Geometry Meets Vision: Revisiting Pretrained Semantics in Distilled Fields
Zhiting Mei, Ola Shorinwa, Anirudha Majumdar
TL;DR
The paper investigates whether geometry-grounded pretrained semantics confer advantages for distilled radiance fields over visual-only semantics. It compares VGGT-derived visual-geometry features with DINO/CLIP-based visual features across geometry fidelity, semantic localization, and radiance-field inversion, and introduces SPINE for zero-guess radiance-field inversion. It finds that geometry-grounded features encode finer geometric detail but do not consistently improve localization or pose estimation, while visual-only features remain more versatile for downstream tasks.
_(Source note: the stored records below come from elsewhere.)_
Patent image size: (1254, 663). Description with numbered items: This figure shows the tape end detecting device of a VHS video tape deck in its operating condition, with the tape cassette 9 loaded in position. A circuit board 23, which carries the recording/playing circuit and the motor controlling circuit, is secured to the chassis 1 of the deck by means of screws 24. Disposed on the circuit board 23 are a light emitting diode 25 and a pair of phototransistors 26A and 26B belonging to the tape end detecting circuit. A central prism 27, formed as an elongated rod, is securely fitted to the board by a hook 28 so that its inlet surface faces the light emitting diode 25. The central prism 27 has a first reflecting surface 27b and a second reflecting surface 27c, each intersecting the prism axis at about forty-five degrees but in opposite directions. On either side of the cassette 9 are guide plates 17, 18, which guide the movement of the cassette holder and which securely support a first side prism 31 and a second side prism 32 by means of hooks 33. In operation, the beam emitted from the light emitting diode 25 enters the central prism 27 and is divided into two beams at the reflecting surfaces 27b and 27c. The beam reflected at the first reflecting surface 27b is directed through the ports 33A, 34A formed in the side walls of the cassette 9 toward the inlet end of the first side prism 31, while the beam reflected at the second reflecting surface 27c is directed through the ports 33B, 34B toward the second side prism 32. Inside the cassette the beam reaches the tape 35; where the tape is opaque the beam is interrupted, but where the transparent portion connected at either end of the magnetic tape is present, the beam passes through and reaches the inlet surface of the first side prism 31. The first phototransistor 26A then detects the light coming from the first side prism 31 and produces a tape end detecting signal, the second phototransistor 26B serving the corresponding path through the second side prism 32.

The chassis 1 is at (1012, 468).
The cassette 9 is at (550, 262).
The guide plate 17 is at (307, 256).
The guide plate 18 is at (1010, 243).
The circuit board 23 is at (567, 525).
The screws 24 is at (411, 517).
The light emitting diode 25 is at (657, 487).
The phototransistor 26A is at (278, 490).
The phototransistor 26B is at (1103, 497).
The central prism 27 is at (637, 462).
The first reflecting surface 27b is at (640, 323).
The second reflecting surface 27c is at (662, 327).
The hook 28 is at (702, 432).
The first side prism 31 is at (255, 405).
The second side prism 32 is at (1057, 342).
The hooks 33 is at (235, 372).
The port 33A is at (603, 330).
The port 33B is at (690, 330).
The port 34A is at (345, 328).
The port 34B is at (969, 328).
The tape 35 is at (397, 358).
The work highlights the need for self-supervised geometry grounding and improved strategies to effectively fuse geometric content with visual semantics in open-vocabulary robotics.
Abstract
Semantic distillation in radiance fields has spurred significant advances in open-vocabulary robot policies, e.g., in manipulation and navigation, founded on pretrained semantics from large vision models. While prior work has demonstrated the effectiveness of visual-only semantic features (e.g., DINO and CLIP) in Gaussian Splatting and neural radiance fields, the potential benefit of geometry-grounding in distilled fields remains an open question. In principle, visual-geometry features seem very promising for spatial tasks such as pose estimation, prompting the question: Do geometry-grounded semantic features offer an edge in distilled fields? Specifically, we ask three critical questions: First, does spatial-grounding produce higher-fidelity geometry-aware semantic features? We find that image features from geometry-grounded backbones contain finer structural details compared to their counterparts. Secondly, does geometry-grounding improve semantic object localization? We observe no significant difference in this task. Thirdly, does geometry-grounding enable higher-accuracy radiance field inversion? Given the limitations of prior work and their lack of semantics integration, we propose a novel framework SPINE for inverting radiance fields without an initial guess, consisting of two core components: coarse inversion using distilled semantics, and fine inversion using photometric-based optimization. Surprisingly, we find that the pose estimation accuracy decreases with geometry-grounded features. Our results suggest that visual-only features offer greater versatility for a broader range of downstream tasks, although geometry-grounded features contain more geometric detail. Notably, our findings underscore the necessity of future research on effective strategies for geometry-grounding that augment the versatility and performance of pretrained semantic features.